Himalayan Poppy (Meconopsis)
For those wanting a lighter cyan flower, check out Himalayan poppies. The Himalayan poppy features around 4 large and rounded light blue petals, which can often come in a slightly darker variety.
As the species and taxonomy are largely unknown still, these flowers are notoriously hard to find and can often be tricky to grow.
If you’ve ever tried growing a Himalayan poppy from a seed, you’ve probably witnessed how temperamental the flower can be.
The flower’s native habitat is Tibet, after all, which is a climate hard to replicate in gardens.
Native to woodlands in Europe and Asia, brunnera is a genus of blue flowering plants that typically bloom at the start of spring.
These flowers are low growers that consist of large, hair variegated leaves and small light blue flowers, with the mixture of blue and green giving the impression of cyan.
Brunnera are great plants to grow for those with small or shaded gardens as they are very shade tolerant. They prefer to grow in the full shade amongst moist and well-drained soil.
They naturally appear near water sources like rivers and streams, so they don’t do well in dry conditions.
There are around 300 species of delphiniums, meaning there is a wide variety of delphinium colors available. The blue variety is most ideal for those wanting to find a cyan flower.
These hardy perennials can grow anywhere from 10 centimeters to 2 meters depending on the species, each with a topping of floral spires.
Not only are blue delphiniums great for adding some height to a garden, but they also look beautiful in floral arrangements.
Taller varieties will need staking to prevent falling over, and delphiniums like to grow in partial shade and sun in well-drained soil.
Grape Hyacinth (Muscari)
Grape hyacinths are native to Eurasia, though, despite their name, they should not be mistaken for hyacinths.
These are perennial bulbous plants that consist of tall stalks and grape-shaped blue bulbs.
Before opening into drooping bell-shaped bulbs, the bulbs appear somewhat green, creating the illusion of a cyan flower.
Grape hyacinths pair most beautifully with yellow flowers thanks to the complimentary blue shade. They like to grow in full sun or partial shade in well-drained soil.
Also known as the blue dawn flower, morning glory flowers are most well known for their ability to open into a saucer-shaped blossom in the morning before closing again in the evening.
While they come in various colors, such as white and pink, the blue version is closest to the cyan color.
Morning glory flowers actually have a fairly short lifespan, which is why they are grown as a treasured ornamental plant. They require lots of direct sunlight and well-drained soil to thrive.
Globe Thistle (Echinops)
Globe thistles are a genus of around 120 flowering plants that are known for their unique spherical and thorny appearance.

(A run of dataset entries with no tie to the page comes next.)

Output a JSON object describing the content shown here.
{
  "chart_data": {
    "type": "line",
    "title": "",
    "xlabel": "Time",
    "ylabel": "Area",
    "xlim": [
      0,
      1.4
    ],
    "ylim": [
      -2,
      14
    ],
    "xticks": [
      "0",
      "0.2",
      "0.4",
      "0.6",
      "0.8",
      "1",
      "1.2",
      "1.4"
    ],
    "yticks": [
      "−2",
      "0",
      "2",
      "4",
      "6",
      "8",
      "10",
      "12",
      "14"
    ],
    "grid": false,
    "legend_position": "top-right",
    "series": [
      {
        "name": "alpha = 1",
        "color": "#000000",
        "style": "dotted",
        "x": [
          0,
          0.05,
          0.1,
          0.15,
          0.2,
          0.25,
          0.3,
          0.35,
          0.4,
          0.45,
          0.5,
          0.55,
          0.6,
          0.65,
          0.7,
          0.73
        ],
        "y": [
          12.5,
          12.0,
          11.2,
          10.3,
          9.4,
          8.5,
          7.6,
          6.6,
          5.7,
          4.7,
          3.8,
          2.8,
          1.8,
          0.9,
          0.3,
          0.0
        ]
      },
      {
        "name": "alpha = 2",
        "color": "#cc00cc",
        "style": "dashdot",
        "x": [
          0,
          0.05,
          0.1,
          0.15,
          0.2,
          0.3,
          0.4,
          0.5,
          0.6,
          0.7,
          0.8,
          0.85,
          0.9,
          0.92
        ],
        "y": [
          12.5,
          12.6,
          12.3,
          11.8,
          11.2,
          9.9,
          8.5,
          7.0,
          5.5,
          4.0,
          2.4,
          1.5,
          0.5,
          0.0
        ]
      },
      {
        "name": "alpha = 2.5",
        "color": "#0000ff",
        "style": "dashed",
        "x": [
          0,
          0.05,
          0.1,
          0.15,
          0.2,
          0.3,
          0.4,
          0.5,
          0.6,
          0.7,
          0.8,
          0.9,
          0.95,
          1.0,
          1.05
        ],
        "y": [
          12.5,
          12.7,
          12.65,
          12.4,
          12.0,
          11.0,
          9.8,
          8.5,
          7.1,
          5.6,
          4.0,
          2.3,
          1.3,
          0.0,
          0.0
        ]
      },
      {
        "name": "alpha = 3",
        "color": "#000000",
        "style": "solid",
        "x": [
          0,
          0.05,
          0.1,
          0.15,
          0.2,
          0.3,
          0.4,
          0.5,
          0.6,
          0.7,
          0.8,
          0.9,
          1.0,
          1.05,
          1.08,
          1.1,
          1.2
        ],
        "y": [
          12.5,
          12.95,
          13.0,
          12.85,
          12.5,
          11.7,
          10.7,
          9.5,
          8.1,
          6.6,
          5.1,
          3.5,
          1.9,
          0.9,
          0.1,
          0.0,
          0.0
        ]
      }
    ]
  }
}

These flowers are native across Europe and parts of Africa and Asia. The bulk of the flower underneath is typically green, which then blends with the spiky blue petals to create a cyan appearance.
Globe thistles are an excellent addition to a garden to provide some dimension and height. They prefer full sunlight and some partial shade along with well-drained soil.
Anemone is a genus belonging to the buttercup family, with some species being known as windflowers.
These flowers come in a variety of rich colors, but the blue variety is particularly vibrant.
Anemones are known to bloom throughout the year except for winter, making them a magnificent permanent addition to a garden.
Not only do they bloom in abundance when cared for properly (up to 20 flowers per bulb), but blue anemones are seen as a symbol of luck and peacefulness.
So, there you have it! While it’s clear that there technically aren’t any cyan flowers, there are countless blue flower species that offer tones of cyan or can appear cyan when blended against a green backdrop.
Cyan and blue flowers are a beautiful way to enhance your garden or floral arrangement, which explains why they are so widely sought after.